Tam olacağız derken, Çinli bir hatunun gözleri yakmış yüreğimizi de biz pervasızca yakmışız belki yüz yıllık dikilişimizi. Yahut üç beş demir parçasının enerjiye muhtaç bir halde cereyan ettirdiği basit bir raks kandırmış çaylak gençlerimizi, yine düşünmeden koşmuşuz beş yaşındaki bir çocuk gibi üç para etmeyen oyuncağın peşine. Mukavemetimiz sanayileşmeye veya makineye değil, Karşı koyuşumuz Üstadın deyimi ile makineyi üretecek makineyi yapabilecek istidattaki gençlerin bilim çarşafına bürünmüş anarşikliğine, olumlu eleştiri yapmak adına yapılan müzmin muhalefete ve her hareketiyle babasını taklit eden bir çocuktan daha basit bir usulle yapılan Batı mukallitliğine.

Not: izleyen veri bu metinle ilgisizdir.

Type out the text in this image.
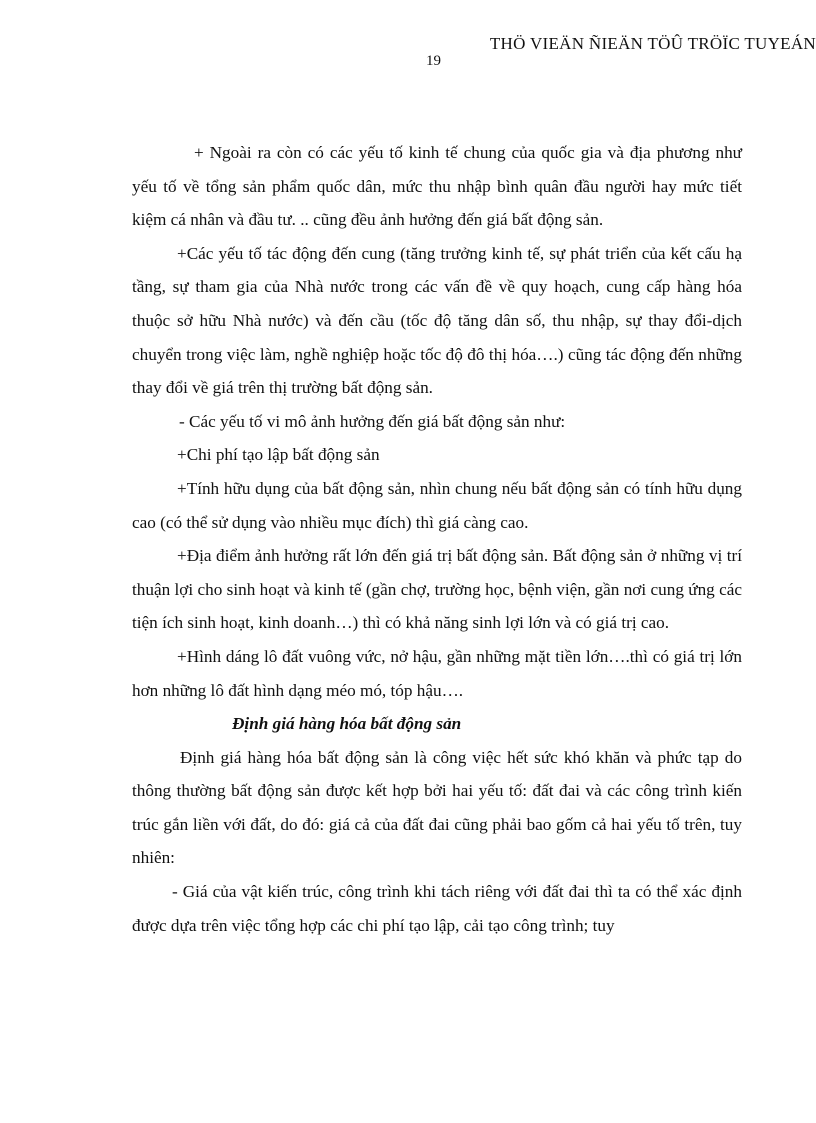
THÖ VIEÄN ÑIEÄN TÖÛ TRÖÏC TUYEÁN
19

+ Ngoài ra còn có các yếu tố kinh tế chung của quốc gia và địa phương như yếu tố về tổng sản phẩm quốc dân, mức thu nhập bình quân đầu người hay mức tiết kiệm cá nhân và đầu tư. .. cũng đều ảnh hưởng đến giá bất động sản.

+Các yếu tố tác động đến cung (tăng trưởng kinh tế, sự phát triển của kết cấu hạ tầng, sự tham gia của Nhà nước trong các vấn đề về quy hoạch, cung cấp hàng hóa thuộc sở hữu Nhà nước) và đến cầu (tốc độ tăng dân số, thu nhập, sự thay đổi-dịch chuyển trong việc làm, nghề nghiệp hoặc tốc độ đô thị hóa….) cũng tác động đến những thay đổi về giá trên thị trường bất động sản.

- Các yếu tố vi mô ảnh hưởng đến giá bất động sản như:

+Chi phí tạo lập bất động sản

+Tính hữu dụng của bất động sản, nhìn chung nếu bất động sản có tính hữu dụng cao (có thể sử dụng vào nhiều mục đích) thì giá càng cao.

+Địa điểm ảnh hưởng rất lớn đến giá trị bất động sản. Bất động sản ở những vị trí thuận lợi cho sinh hoạt và kinh tế (gần chợ, trường học, bệnh viện, gần nơi cung ứng các tiện ích sinh hoạt, kinh doanh…) thì có khả năng sinh lợi lớn và có giá trị cao.

+Hình dáng lô đất vuông vức, nở hậu, gần những mặt tiền lớn….thì có giá trị lớn hơn những lô đất hình dạng méo mó, tóp hậu….

Định giá hàng hóa bất động sản

Định giá hàng hóa bất động sản là công việc hết sức khó khăn và phức tạp do thông thường bất động sản được kết hợp bởi hai yếu tố: đất đai và các công trình kiến trúc gắn liền với đất, do đó: giá cả của đất đai cũng phải bao gốm cả hai yếu tố trên, tuy nhiên:

- Giá của vật kiến trúc, công trình khi tách riêng với đất đai thì ta có thể xác định được dựa trên việc tổng hợp các chi phí tạo lập, cải tạo công trình; tuy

Çocuğun yaşı büyüdükçe kandırılabileceği “şey” çocuğun aklı nispetinde büyümek mecburiyetindedir. Belki birkaç yıl evvel oyuncak bir kamyonet ile kandırılan çocuğu biraz daha büyüdüğünde ancak süslü bir bisiklet ile avutabilirsin. Daha sonraki yıllarda ise çocuğun artık oyuncak ile de bisiklet ile de işi bitmiştir. Artık onun hayaline son model arabalar dahi küçük gelmeye başlamıştır. Yaşı gibi vücudu, vücudu gibi aklı büyüyen çocuğun arzuları sürekli değişir ve bu gayet tabiidir.
Gelelim bizim vücudu büyük aklı küçük çocuklarımıza. Bunları hâla elli kuruşluk şeker ile kandırabilirsin. Daha dün yeni bir travma geçiren bu aklı eksik çocuklar, bu seferde tutturdular “Kitlerin parasını Atam ödemiş” diye haykırmaya. Çok kısa bir süre içinde ıq’larının niceliksizliği kadar niteliksiz sosyal medya hesaplarıyla bu saçmalığa diğer aklı eksik çocukları da alet etmeye başladılar. Hatta bir tanesi utanmadan soruyu Türkiye Cumhuriyeti Sağlık Bakanı Koca’ya sordu. O an soruyu soran kişiyi görmedim ama eminim ki gözlerinde “Doğrudur doğrudur. Atam ödemiştir kesin” ifadesi vardı.
İmkan dahilinde olsa hayvanların dahi avret yerleriyle gülecekleri bu insanlar her geçen gün daha saçma bir inanışı kabullenmeye yemin etmişçesine hareket etmeye devam ededursun, biz Kitlerin parası ödenmişse eğer hangi suretle ödendiğinin cevabını verelim.
Ödenmişse eğer, değil Kitlerin parası, belki seksen üç milyona on asır yetecek olan tıbbi malzeme ihtiyacının ücreti, Çin’e ve dahi tüm dünyaya, yaşlısıyla, genciyle, çocuğuyla hasılı tüm milletin, fikredebilmek ve üretebilmek kabiliyetini ruhlarından organ nakli yaparmışçasına, en profesyonel bir tarzda bünyelerinden koparılmak suretiyle ödenmiştir.
Hal böyleyken her türlü güzel hasletten yüz çevirermek suretiyle ücretini ödemiş olduğumuz onlarca “şeye” karşı altı milyar insanın borcu, dünyanın son haddine kadar da ödenemeyecektir.